Once upon a time I was a vice president at a small consulting firm called Creative Strategies. That was in the early 1980s–and it still exists today, due mostly to the hard work and intelligence of Tim Bajarin, who took it over after I left. One thing that struck me as I worked there is that strategy is a hard service to sell. Maybe I’m just a cockeyed optimist, but most people, it seems to me, have a pretty good instinct on strategy.

1. Strengths and Weaknesses

Strategy is about focusing on strengths. It’s about managing resources. It’s about working around the side to minimize the impact of weaknesses. And one of the hardest parts of strategy is having the discipline to say no. Focus on what’s most important.

2. The Key to Failure

My favorite quote on strategy:

“I don’t know the key to success, but the key to failure is trying to please everybody.”

3. About Consistency

Better a mediocre strategy well-implemented over a longer period of time than a series of brilliant strategies each implemented over a short term, contradicting each other.

4. When to Stay the Course and When to Change It

And then there’s that old country song, The Gambler, that makes life into a card game, in which the secret is knowing when to hold them and when to fold them. With strategy, that comes up a lot. When things aren’t going right, do we abandon the strategy? Or do we stick to it longer because it needs more time?

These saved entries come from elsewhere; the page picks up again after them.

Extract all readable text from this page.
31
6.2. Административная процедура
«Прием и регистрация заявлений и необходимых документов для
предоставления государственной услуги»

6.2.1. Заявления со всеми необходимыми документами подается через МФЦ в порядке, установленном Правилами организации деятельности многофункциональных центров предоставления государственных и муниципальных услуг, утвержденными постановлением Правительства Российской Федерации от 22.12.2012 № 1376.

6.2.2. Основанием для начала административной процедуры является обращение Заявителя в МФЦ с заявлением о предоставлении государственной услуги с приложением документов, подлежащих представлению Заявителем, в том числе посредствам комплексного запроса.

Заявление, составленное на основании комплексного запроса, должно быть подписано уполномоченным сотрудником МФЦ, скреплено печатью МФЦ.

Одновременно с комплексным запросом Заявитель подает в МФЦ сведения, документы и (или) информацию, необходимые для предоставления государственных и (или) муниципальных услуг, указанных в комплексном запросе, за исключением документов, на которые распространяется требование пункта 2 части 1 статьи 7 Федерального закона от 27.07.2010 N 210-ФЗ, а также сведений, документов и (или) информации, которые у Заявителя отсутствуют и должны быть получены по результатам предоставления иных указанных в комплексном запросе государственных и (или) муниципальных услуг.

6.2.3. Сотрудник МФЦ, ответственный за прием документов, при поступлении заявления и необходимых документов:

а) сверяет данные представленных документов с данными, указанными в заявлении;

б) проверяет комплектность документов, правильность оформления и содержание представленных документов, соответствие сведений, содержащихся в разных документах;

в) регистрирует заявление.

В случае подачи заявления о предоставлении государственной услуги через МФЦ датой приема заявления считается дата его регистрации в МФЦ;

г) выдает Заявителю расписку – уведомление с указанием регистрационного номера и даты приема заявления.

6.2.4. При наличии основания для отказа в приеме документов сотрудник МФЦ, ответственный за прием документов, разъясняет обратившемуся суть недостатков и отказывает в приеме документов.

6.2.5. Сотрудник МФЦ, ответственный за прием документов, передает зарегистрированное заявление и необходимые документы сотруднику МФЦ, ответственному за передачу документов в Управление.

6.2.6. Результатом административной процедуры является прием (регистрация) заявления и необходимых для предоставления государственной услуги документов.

There’s no simple rule for this. That’s why people run strategies, not algorithms. But it helps to look hard at whether the strategy has been well-implemented (hint: that’s why I like business planning) and whether assumptions have changed.

5. In a Nutshell

A good friend and client, Hector Saldana, who had a brilliant career with Apple Computer from 1982 to 1994, once said to me: “Management is nothing more or less than knowing when and how to say no.” So is strategy.